A Global Message: Preparing K-12 Students for the Future

May 27, 2014 Education

Lynne Schrum, Dean at the College of Education and Human Services, West Virginia University (WVU), is passionate about "preparing K-12 learners for their future and preparing teachers and administrators for their students' future."

Throughout her career as a teacher, professor and author, Schrum has worked with teachers and leaders in many states and countries as they strive toward establishing 21st century schools, develop STEM initiatives, and design effective learning environments.

To carry on this work at WVU, she has partnered with CMU's CREATE Lab as an outreach satellite. CREATE Lab —Community Robotics, Education and Technology Empowerment—provides educators with access to technology that empowers them to engage with students and identify student talents. CREATE Lab came about through the convening of the Kids + Creativity Network, a P32 education initiative.

One year after joining the network, there has been a lot of success.

An example is North Elementary School in Morgantown, WV, where a garden-based learning program has teachers wrapping students' interests, authentic learning and technology into the curriculum.
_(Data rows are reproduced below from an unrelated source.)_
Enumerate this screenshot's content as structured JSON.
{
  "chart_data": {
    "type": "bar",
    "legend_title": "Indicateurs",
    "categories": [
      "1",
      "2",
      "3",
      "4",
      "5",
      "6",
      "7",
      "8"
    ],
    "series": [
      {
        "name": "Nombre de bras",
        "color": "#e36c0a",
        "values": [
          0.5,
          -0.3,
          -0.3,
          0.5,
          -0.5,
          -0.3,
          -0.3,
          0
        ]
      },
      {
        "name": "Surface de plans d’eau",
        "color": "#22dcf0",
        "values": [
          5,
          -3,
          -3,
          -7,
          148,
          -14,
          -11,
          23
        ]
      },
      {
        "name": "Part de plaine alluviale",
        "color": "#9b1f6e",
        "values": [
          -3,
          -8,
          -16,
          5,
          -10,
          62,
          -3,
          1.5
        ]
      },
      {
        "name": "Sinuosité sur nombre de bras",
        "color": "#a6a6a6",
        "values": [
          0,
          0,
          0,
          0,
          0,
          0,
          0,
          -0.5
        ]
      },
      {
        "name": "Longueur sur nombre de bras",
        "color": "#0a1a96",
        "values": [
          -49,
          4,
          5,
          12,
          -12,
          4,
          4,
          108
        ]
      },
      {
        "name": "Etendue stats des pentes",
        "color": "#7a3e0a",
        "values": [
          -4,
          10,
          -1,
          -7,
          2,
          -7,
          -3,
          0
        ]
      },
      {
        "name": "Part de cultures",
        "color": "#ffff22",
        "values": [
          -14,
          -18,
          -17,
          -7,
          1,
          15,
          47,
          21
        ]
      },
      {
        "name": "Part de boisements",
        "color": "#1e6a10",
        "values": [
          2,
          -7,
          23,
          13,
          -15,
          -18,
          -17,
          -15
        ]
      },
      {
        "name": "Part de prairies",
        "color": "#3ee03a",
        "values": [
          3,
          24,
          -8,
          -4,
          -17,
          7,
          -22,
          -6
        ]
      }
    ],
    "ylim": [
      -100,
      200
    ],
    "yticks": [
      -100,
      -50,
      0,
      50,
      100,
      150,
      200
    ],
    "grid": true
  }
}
Schrum says that "teachers are rethinking the curriculum and students are learning science, math, and literacy by growing the food, eating the food and bringing the food to market."

The students are particularly excited about the use of GigaPan at the garden. Using this imaging technology in a time lapse mode, students are able to watch the garden grow — even better, they can watch the worms eat garbage they put in the compost.

Teachers are on the front line of education, but Schrum is adamant that it takes school leaders to embrace STEM initiatives and authentic learning to make an impact. "School leaders that have changed student achievement have supported teachers to use technology as part of their effort to improve student achievement," she explains.

Embracing technology and programs like CREATE Lab, "engages both students and teachers, and keeps them curious," adds Schrum.

Schrum would love to see CREATE Lab satellites all over the world.

In fact, she has become somewhat of a global ambassador for the program. As she speaks around the world on the topic of preparing future leaders and teachers for 21st century schools, she promotes CREATE Labs.

Her next trip is to Turkey where she speaks at the 2nd International Instructional Technologies and Teacher Education Symposium and the International Conference on Education in Mathematics, Science & Technology.

She is proud of her international connections and her ability to share with and learn from educators worldwide. In the end, she points out, "The more our students everywhere see us interconnected to the whole world, the better."